The mutations in DNA repair genes that increase the susceptibility of carriers to cancer are usually inherited. However, as we’ve seen, the broader class of tumour suppressor genes can also carry mutations from generation to generation and, although the cancers that develop from these mutations only represent about 10% of all cancers, they have been remarkably informative about what happens as tumours evolve. This is mainly due to the fact that families carrying mutant genes have been intensively studied, including members who have not shown any symptoms and this has helped to build a model of the stages of tumour development.

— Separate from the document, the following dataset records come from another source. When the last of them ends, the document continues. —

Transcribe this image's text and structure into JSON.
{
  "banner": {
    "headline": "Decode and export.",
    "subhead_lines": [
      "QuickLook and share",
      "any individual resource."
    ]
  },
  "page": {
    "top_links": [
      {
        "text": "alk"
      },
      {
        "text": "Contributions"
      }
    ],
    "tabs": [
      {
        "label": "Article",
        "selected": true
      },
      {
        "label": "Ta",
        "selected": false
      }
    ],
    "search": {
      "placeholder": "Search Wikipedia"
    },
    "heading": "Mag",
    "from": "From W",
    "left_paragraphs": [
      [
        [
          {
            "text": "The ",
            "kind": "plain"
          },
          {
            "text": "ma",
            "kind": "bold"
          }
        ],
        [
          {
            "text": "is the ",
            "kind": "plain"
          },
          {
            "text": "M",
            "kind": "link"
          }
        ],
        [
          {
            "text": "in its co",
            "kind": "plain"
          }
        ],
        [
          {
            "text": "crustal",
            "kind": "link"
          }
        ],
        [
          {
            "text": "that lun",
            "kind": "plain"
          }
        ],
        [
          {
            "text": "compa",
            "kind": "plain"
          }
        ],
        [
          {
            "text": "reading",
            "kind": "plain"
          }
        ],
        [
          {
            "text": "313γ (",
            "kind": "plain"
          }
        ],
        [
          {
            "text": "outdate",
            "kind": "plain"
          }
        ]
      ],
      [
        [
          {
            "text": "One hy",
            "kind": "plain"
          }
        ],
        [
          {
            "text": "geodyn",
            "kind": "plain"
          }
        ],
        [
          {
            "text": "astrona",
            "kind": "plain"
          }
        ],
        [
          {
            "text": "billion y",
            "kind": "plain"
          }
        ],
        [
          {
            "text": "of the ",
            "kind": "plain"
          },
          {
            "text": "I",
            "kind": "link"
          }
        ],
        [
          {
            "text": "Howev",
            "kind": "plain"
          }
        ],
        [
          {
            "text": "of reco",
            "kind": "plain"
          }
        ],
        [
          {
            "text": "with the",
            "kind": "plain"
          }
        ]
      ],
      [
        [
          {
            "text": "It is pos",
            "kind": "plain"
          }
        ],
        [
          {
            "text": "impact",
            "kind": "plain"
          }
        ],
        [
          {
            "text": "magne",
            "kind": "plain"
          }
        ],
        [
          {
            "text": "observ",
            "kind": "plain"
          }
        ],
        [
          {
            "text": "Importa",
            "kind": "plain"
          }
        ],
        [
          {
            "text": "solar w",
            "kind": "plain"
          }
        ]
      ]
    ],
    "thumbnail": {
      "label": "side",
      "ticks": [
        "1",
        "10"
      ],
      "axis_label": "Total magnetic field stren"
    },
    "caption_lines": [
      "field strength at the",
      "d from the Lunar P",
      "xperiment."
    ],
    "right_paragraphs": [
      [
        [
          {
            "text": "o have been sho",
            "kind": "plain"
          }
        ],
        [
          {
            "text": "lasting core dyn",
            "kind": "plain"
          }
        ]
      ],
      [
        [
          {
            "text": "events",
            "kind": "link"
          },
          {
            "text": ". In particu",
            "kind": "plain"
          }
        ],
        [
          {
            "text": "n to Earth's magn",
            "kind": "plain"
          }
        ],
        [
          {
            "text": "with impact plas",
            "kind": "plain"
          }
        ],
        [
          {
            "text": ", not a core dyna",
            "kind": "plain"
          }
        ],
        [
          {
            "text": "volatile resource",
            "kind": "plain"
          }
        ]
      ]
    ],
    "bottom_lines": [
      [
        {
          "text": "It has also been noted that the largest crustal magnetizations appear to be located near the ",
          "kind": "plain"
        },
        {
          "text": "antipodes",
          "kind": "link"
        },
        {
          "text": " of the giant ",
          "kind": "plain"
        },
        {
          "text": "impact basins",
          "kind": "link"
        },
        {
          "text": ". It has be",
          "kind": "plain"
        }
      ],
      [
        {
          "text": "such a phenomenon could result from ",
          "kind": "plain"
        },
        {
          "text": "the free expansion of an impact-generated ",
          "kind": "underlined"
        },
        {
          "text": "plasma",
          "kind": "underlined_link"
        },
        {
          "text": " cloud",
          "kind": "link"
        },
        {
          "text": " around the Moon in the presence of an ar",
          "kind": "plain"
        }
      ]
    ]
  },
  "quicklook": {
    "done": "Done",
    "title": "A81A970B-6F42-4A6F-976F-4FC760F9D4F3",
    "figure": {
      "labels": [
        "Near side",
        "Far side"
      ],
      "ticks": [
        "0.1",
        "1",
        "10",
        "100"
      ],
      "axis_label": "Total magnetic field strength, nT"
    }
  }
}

Breast cancer is perhaps the best known of the cancers that ‘run in families’, that is, show ‘familial aggregation’. It is about twice as common in first-degree relatives of women with the disease than it is in the general population. About 5% of all female breast cancers (men can get the disease too but very rarely – about 1% of all breast cancers) arise from inherited mutations. In the 1990s the genes BRCA1 and BRCA2 were identified and studies of large populations showed that inherited mutations in either gene confer a lifetime risk of the disease of over 50%, compared with an average risk of breast cancer for women of ~10%. Since then variants in a number of other genes (CHEK2, ATM, BRIP1 and PALB2) have been shown to increase the risk by about two-fold. Like BRCA1 and BRCA2, these are all tumour suppressor genes and they all play roles in DNA repair. Nevertheless, taken together, they only account for about 25% of the risk factors, which means that in three-quarters of the cases of familial breast cancer the genetic cause, or causes, are unknown. This rather depressing situation is not for want of effort: it is simply that studies trying to link mutations in specific genes to inherited breast cancer have failed to come up with anything. It seems very probable, therefore, that rather than there being more BRCA-type genes waiting to be discovered, inherited susceptibility to breast cancer usually results from the combined effect of lots of genetic variants (single-nucleotide polymorphisms), each making but a small contribution to a polygenic disease.
Cancers of the bowel have perhaps been the most informative as far as the pattern of mutations required for tumour development. This is particularly true of familial adenomatous polyposis (FAP): this hereditary syndrome is characterised by the presence of hundreds of adenomatous lesions (polyps) in the colon at an early age, any one of which can, over time, convert into a malignant adenocarcinoma. It is relatively easy to examine the lining of the bowel (by endoscopy) and thus screen individuals from susceptible families and, if premalignant polyps are detected, the condition can usually be treated by surgery. Only if one of the polyps develops beyond the adenoma stage, penetrating the underlying basement membrane and thus allowing tumour cells to pass into the circulation, does the condition becomes malignant and hence life-threatening (Fig. 1).
1. Progression of familial adenomatous polyposis.
In the majority of FAP cases, the predisposition arises from a defective APC (adenomatosis polyposis coli) gene. Cells from transgenic mice show very beautifully that the APC protein plays a part in the separation of duplicated chromosomes during mitosis and that APC mutations disrupt this process. Damaged APC causes chromosomes to be torn apart in an unregulated fashion as cells divide. This destabilises the genomic integrity of a cell, giving rise to the characteristic of cancers. For obvious reasons, this form of genetic instability is referred to as chromosomal instability (CIN). Mutations in APC, therefore, prime the cell to acquire yet more mutations and, from studies of families with such mutations, it has emerged that very frequently the oncogene KRAS2 is mutated and subsequently P53 function is lost – a kind of mutational signature. Other mutations occur but we have already seen why these two genes are often involved in cancer and they are a very good example of mutations in different signalling pathways having convergent effects in driving the development of cancer.